Brûlé sans doute au chalumeau, ses blessures s’infectent et c’est le coma. Les soins pratiqués par l’hôpital, géré par l’armée, sont sans effet. Mais peut-on penser sérieusement que les autorités d’Alger étaient disposées à accepter que Aïssat Idir survive et parle un jour et dévoile ce qu’il avait subi ? Mohamed Larbi Ben M’hidi a été supprimé, Ali Boumendjel précipité du 6e étage d’un immeuble à El Biar, Maurice Audin échappé au cours d’un transfert. La méthode avait du bon, pourquoi y renoncer ? 

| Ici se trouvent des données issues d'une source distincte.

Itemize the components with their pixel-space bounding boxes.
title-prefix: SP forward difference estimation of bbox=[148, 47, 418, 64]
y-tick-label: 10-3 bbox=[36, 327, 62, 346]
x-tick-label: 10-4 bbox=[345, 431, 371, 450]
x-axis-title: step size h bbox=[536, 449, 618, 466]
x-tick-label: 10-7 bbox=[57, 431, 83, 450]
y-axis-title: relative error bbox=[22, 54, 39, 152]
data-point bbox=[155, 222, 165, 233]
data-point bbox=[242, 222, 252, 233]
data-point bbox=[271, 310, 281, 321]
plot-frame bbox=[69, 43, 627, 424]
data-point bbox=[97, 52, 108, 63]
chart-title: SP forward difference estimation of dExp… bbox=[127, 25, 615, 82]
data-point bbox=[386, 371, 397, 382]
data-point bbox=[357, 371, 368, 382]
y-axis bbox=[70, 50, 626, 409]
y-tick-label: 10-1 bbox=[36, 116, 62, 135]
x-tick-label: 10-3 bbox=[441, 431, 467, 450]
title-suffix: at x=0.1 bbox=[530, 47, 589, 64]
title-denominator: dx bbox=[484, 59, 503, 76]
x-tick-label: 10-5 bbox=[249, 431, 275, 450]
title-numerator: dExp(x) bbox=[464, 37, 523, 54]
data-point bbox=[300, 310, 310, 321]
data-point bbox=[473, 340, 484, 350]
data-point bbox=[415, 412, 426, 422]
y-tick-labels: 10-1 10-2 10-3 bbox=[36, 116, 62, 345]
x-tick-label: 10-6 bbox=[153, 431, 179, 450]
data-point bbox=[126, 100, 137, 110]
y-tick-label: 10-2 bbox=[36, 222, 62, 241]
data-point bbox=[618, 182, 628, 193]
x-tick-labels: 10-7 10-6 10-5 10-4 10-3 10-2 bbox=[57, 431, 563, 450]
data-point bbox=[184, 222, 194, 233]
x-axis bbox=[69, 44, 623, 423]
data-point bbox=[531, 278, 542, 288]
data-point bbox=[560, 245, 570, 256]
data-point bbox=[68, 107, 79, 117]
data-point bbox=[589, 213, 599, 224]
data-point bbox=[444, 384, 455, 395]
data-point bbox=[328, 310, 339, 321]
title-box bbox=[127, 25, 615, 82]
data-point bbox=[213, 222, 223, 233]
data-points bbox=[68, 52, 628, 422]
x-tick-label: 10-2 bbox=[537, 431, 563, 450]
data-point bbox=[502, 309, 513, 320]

Lorsque Ahmed, le fils aîné de Aïssat Idir, est enfin autorisé, avec sa mère, à voir son père, il le trouve enveloppé de pansements telle une momie, seul le visage apparaît. Il éclate en sanglot et accuse violemment le personnel médical et les policiers présents d’avoir assassiné son père. Il raconte : «Lorsque nous sommes informés du décès, le 26 juillet 1959, ma mère et moi sommes autorisés à voir le corps. Nous trouvons mon père enveloppé d’un drap. Seul son visage est visible. Il est méconnaissable. Je suis bouleversé. Je manifeste une violente colère, je profère des injures à l’égard des tortionnaires… Mon père est couvert de plaques de brûlures sur le visage, comme si un fer à repasser lui avait été appliqué».
 

Le corps est enfin remis à la famille dans un cercueil plombé. Le lieu où devait être enterré le premier Secrétaire de l’UGTA souleva une controverse avec les autorités militaires qui voulaient à tout prix imposer le cimetière El Alia, le plus éloigné de la capitale. Il ne fallait pas que la tombe d’Idir reçoive l’hommage de tous ses proches et de ses camarades de lutte.
 

Une lutte sourde, d’où sortit vainqueur la famille, permit à cette dernière de l’enterrer à Sidi M’hamed, tout près de l’ex-Boulevard Cervantès. Les Aïssat ne possédaient pas de concession, mais ils l’obtinrent grâce à la générosité patriotique d’un habitant de Belouizdad. Son geste lui valut de nombreux interrogatoires de la part de la DST (Direction de la surveillance du territoire). Il séjourna pendant une dizaine de jours entre leurs mains.
 

Assistent à la cérémonie Akli, père d’Idir, Ahmed qui à cette date avait 16 ans, ainsi que Guedouar, un collègue et ami d’Idir, et son oncle Hassen et Hamid Nezzar. La réaction dans le monde à ce crime se traduit par une vague de déclarations condamnant violemment les autorités françaises. Les syndicats, les partis, les associations s’impliquent. Jamais la guerre d’Algérie n’avait été aussi durement dénoncée. Les initiatives, prises par la délégation extérieure de l’UGTA, par le GPRA, auront un grand retentissement.
 

Par son sacrifice suprême, Aïssat Idir a (Gouvernement provisoire de la République algérienne) grandement à porter plus haut le prestige des Algériens, de leur guerre de Libération et de la juste cause défendue par le GPRA, représentant incontesté de notre mouvement de libération.
 

Grâce à sa détermination, Aïssat Idir a su convaincre et s’entourer de milliers de militants, artisans de la formation de l’UGTA. C’est son exemple qui fait que nous soyons réunis ce jour anniversaire de sa disparition.
 

N’est-ce pas parce qu’il était parmi les meilleurs que Aïssat Idir a été assassiné ? N’est-ce pas pour la même raison que Abdelhak Benhamouda, secrétaire général de l’UGTA, a été assassiné, comme le fut Belaïd Meziane et Ahmed Kasmi. 
 

Grâce à votre sacrifice frères Aïssat, Drareni, Zioui, Kouadri, l’UGTA forte de l’appui des centaines de milliers de travailleurs, contribuera au renforcement de l’Algérie par une prise en charge réelle et efficace de tous les problèmes auxquels elle est confrontée aujourd’hui, car, comme l’a écrit Aïssat Idir le 15 mars 1956, dans L’Ouvrier algérien :
«Notre centrale est née de la volonté des travailleurs algériens de mettre fin à l’exploitation, dont ils sont victimes, par l’abrogation de l’ordre colonialiste, et par l’instauration d’un régime démocratique et social».